Plane crashes in Detroit backyard, narrowly missing school and park
"We were expecting the worst but no one's injured," Police Chief James White said
By Sarah Rahal
The Detroit News
DETROIT — As early spring nights go, Wednesday was pretty extraordinary for Nicholas Pulliam, who watched in awe, then horror as a small plane made a crash landing in his east-side neighborhood.
The two people aboard sustained minor injuries, authorities said.
"It was moving very slow through the air," he said of the single-engine plane that crashed through trees and into a backyard on the 12000 block of Duchess near Britain Avenue at about 8:45 p.m. "... I've never seen something like that, like up close, it was like slow motion in my mind because I'm like, 'Is that a plane? A baby blue plane just flying on Morang."
The plane shimmied between the trees and two garages, knocking tree limbs onto a garage and coming to rest wedged between the building and a gate.
Pulliam was sitting on his porch, watching children play when the plane "hit some trees and you could see that when it exactly landed it was like 'boom, boom, boom, boom, boom.

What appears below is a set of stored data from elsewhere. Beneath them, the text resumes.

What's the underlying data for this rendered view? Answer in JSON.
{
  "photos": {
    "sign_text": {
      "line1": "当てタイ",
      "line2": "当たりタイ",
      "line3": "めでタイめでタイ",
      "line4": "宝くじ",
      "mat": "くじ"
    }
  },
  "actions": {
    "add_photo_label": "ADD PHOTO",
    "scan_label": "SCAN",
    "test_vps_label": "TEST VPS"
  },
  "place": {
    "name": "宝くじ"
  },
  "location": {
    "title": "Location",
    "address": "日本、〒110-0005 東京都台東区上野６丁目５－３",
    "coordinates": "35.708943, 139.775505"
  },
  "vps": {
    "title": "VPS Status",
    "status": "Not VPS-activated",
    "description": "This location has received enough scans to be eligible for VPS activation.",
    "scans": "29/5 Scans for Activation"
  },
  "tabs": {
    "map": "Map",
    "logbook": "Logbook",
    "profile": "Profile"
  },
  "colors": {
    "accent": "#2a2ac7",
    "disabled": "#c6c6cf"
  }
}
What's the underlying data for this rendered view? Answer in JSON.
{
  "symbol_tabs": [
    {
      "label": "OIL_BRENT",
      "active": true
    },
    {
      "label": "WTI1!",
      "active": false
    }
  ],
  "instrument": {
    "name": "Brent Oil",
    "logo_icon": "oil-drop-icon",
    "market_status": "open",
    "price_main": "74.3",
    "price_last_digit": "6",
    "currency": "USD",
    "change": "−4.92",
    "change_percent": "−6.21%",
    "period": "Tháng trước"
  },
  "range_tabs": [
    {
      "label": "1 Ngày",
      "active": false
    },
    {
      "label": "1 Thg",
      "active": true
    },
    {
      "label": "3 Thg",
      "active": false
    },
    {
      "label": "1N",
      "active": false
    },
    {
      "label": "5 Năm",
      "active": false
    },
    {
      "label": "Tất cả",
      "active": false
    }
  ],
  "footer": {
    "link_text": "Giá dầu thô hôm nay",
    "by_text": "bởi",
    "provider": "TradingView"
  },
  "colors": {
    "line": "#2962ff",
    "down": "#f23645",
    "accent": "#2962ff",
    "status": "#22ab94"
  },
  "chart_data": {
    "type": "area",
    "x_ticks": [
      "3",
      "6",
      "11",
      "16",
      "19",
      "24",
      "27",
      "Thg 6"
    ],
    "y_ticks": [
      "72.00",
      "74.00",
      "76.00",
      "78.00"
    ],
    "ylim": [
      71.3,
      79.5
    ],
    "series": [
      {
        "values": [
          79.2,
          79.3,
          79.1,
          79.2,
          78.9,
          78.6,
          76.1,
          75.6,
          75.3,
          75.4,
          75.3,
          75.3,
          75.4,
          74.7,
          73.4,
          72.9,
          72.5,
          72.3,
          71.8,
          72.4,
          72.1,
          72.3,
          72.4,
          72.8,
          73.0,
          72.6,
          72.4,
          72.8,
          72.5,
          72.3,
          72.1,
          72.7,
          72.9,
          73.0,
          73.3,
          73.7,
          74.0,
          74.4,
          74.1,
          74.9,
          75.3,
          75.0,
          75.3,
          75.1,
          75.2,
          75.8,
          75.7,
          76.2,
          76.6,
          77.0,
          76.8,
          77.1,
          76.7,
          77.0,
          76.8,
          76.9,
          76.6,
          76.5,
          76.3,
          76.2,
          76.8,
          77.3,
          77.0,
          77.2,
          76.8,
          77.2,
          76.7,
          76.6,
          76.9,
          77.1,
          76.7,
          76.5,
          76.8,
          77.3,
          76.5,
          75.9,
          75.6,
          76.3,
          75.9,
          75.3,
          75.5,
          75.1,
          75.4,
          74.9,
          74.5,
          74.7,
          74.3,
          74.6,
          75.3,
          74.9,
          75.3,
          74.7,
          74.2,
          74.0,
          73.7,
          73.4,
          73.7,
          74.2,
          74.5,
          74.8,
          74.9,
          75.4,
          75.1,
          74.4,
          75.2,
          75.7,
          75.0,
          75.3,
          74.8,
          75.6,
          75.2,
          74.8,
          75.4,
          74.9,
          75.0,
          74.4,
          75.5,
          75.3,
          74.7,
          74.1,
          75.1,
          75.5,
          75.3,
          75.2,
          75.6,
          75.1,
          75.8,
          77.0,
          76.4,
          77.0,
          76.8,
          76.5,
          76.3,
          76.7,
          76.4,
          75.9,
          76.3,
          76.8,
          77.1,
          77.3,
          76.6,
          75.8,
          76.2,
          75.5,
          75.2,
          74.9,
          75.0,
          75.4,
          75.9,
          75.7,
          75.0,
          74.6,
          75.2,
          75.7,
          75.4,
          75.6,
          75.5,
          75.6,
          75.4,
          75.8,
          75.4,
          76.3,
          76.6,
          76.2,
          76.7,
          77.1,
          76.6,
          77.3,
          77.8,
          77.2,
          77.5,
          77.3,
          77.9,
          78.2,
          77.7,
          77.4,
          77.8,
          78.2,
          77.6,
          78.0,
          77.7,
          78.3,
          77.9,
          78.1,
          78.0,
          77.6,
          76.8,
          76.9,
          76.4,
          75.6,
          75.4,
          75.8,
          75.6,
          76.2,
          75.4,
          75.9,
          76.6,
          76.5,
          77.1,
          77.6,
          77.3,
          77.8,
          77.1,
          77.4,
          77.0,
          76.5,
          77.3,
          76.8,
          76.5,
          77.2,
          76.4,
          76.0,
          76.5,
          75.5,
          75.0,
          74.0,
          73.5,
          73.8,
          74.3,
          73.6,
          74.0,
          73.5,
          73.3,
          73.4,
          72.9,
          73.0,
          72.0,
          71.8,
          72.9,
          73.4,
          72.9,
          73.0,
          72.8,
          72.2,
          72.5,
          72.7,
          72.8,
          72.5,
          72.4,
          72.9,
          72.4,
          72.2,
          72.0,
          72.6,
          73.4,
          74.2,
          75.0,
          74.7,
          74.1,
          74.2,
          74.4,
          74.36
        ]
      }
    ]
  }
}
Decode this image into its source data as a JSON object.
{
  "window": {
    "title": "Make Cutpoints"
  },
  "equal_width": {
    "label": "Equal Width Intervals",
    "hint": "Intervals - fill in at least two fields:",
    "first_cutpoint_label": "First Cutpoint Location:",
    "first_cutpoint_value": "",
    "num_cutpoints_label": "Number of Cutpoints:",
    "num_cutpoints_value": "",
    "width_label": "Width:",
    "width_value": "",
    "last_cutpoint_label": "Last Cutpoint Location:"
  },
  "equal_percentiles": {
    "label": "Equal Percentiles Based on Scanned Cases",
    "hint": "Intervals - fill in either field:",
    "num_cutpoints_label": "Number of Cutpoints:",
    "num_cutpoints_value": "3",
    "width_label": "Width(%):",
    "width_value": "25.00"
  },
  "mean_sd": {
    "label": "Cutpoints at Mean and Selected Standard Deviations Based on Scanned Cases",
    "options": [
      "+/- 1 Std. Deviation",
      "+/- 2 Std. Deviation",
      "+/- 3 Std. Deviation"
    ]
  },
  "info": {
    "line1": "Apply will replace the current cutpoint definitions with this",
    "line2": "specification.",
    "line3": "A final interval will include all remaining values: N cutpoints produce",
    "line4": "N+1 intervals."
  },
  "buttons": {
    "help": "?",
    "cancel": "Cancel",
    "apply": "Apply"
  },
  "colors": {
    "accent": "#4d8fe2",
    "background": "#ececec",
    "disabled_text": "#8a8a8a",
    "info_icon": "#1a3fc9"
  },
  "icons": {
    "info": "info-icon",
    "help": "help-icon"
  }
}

"... We ran in the backyard and everybody was just trying to help make sure everybody was OK."
The incident left Detroit's police and fire chiefs marveling at how little damage was done. The plane narrowly missed a school and a park, and the children playing, they said.
"We were expecting the worst but no one's injured," said police Chief James White. "There's no fuel spill ... no power lines are down."
The residents of the home where the plane crashed "are OK but shaken up, as you can imagine," White said.
The pilot, he said, did "an amazing job" landing the plane.
"We don't know yet what caused him to lose control or if it was an engine failure. I don't want to speculate," White said. "But he's up and walking; his passenger is up and walking."
White said the passenger compartment of the plane collapsed on impact.
"... I don't like to use the word luck but no one got injured, no one got hurt, no chemicals spilled," said Fire Chief James Harris.
"It was just one of those fortunate situations."
Bill Scruggs has lived in the neighborhood since 1986, he said, and he watched as first one police cruiser, then another and another sped past on what he thought was a chase.
"I'm thinking routine traffic stop," he said. "Not uncommon in this area ... come to find out it was an airplane crash.
"... Over 30 years of living in this area, I have never experienced anything of this nature."
The Federal Aviation Administration and the National Transportation Safety Board were expected to investigate the crash, White said.